O ensino de língua e literatura
Gostaria de começar uma reflexão sobre ensino de língua e literatura, relembrando que, no meu tempo de estudante de ginásio e colégio, literatura brasileira, literatura portuguesa e língua portuguesa faziam parte de uma disciplina denominada
português. Aí se lia, aí se redigia, aí nos informavam dos saberes já existentes a respeito de literatura (especialmente a história literária, a retórica e a poética tradicionais) e da língua (a gramaática normativa). Mas, apesar de reunidas numa mesma disciplina e na mesma figura do professor, a língua e a literatura permaneciam como dois campos separados, didaticamente distribídos em horários diferentes.
Hoje a separação se acentuou: da disciplina de comunicação e expressão, Ensino Fundamental, não faz parte a literatura - que só vai entrar no programa do Ensino Médio, não faz parte a literatura exigidos no vestibular. No Ensino fundamental, o que acontece é a entrada esporádica de um ou outro livro, ou de fragmentos, e o domínio dos chamados paradidáticos.
Ontem, como hoje, dificilmente conseguimos integrar o estudo da literatura. Sempre as aulas de língua tiveram a tendência a se concentrar na gramática, estudada abstratamente, através de exemplos soltos, frases pré-fabricadas sob medida para os fatos gramaticais a exemplificar ou a exercitar.

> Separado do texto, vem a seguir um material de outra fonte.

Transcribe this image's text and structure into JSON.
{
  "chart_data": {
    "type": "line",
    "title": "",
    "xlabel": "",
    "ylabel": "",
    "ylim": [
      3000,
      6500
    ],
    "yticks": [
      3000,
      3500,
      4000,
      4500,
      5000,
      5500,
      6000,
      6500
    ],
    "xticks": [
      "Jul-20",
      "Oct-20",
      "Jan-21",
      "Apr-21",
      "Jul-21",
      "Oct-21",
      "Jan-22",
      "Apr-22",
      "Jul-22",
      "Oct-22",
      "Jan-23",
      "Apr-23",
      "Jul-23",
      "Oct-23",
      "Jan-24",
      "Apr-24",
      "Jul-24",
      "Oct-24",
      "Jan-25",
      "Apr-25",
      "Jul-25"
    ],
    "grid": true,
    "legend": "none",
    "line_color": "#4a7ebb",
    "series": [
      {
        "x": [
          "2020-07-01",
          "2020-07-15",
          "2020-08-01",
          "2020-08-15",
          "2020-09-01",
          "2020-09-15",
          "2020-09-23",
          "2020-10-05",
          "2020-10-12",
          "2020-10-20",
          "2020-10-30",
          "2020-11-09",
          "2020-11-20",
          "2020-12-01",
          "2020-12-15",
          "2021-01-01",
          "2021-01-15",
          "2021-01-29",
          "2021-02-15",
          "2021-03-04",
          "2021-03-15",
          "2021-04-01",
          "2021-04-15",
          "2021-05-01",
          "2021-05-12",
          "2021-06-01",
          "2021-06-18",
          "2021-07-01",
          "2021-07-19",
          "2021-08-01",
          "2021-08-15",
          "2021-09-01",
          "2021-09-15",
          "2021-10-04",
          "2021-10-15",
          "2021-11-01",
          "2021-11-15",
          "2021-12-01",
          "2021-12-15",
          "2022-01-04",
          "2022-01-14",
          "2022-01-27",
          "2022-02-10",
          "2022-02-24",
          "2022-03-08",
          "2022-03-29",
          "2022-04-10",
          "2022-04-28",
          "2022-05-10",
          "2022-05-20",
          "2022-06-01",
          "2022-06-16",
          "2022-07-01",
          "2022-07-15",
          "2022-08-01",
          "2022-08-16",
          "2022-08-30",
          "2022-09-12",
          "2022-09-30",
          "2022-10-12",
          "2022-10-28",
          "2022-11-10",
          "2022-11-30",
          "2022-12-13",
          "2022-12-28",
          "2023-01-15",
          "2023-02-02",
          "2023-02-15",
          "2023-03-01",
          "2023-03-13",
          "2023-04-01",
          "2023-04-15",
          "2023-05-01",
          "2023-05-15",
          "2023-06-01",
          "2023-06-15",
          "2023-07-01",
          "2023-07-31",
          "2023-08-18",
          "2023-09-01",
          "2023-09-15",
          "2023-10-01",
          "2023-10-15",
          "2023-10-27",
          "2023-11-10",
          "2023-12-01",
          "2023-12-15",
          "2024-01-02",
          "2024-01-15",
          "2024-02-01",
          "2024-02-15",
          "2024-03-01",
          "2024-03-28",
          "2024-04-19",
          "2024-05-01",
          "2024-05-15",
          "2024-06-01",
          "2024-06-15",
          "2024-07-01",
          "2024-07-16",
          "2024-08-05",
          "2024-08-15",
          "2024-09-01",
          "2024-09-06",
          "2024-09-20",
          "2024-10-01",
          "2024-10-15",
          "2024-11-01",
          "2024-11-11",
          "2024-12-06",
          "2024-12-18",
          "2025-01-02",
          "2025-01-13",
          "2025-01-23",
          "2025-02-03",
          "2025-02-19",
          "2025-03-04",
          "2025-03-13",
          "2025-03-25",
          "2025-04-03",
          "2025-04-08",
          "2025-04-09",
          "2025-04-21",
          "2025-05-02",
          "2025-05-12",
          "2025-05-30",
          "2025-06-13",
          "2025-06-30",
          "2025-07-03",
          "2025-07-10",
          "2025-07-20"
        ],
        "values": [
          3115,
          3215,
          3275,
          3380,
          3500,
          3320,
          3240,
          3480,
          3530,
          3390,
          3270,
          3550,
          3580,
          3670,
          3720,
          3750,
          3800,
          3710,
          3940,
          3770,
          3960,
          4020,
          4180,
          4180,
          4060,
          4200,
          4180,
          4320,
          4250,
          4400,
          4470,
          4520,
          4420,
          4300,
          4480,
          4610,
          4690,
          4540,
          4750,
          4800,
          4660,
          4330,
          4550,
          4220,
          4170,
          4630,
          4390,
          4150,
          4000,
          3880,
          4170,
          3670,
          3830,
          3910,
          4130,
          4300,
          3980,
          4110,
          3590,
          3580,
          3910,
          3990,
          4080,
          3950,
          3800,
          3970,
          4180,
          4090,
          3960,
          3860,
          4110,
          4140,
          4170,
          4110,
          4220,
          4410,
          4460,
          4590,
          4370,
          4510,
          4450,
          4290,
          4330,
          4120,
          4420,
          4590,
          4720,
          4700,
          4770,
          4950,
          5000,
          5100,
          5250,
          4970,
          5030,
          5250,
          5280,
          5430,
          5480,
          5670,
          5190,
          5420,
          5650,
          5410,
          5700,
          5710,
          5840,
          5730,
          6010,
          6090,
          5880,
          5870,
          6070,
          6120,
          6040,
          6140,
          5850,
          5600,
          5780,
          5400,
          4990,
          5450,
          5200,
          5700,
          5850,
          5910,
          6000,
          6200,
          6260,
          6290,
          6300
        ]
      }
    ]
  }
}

às vezes, pretendendo tornar a aula de gramática mais interessante (e duplamente útil, ilustrando os seus alunos) o professor trazia (ou traz) um texto literário para nele exercitar a busca de orações subordinadas ou substantivos abstratos. Também era (e é) frequente a utilização de enunciados pescados cá e lá em contos, romances ou poemas de escritores consagrados para transformá-los, como a própria gramática o faz, em norma ou, ao contrário, em exemplos das exceções permitidas, porque provindas da pena de uma autoridade ( o autor famoso).
( Tatiane Gomes)
A cursista Tatiane Gomes "pescando" seu relato e apresentando seu texto, escolhido pelos demais cursistas para essa postagem.
O trabalho com o TP5 foi pautado em questionamentos sobre a separação do ensino de língua e de literatura. O que se coloca é se a separação do ensino de língia e literatura é inevitável, enquanto exigência da própria escola com sua compartimentação artificial do saber, ou se haveria outra maneira de ensinar língua e literatura de modo a dinamizar e relacionar organicamente as duas. e, havendo possibilidade de transformar o ensino de comunicação e expressão, o que isso mudaria? O que ganhariam os alunos, os professores, a escola ou a sociedade com essa mudança? Os alunos aprederiam mais ou melhor a língua e literatura?
Iniciamos com os relatos sobre as atividades desenvolvidas com os alunos no TP5 e em seguida desenvolvemos uma atividade reflexiva sobre as possíveís respostas aos nossos questionamentos. Entendemos que não é possível arriscarmos respostas sem nos aprofundarmos um pouco no que entendemos por literatura e por língua.Além da aplicação das oficinas levamos como tarefa a busca de respostas para nossas angústias e a produção de textos que respondam essas perguntas.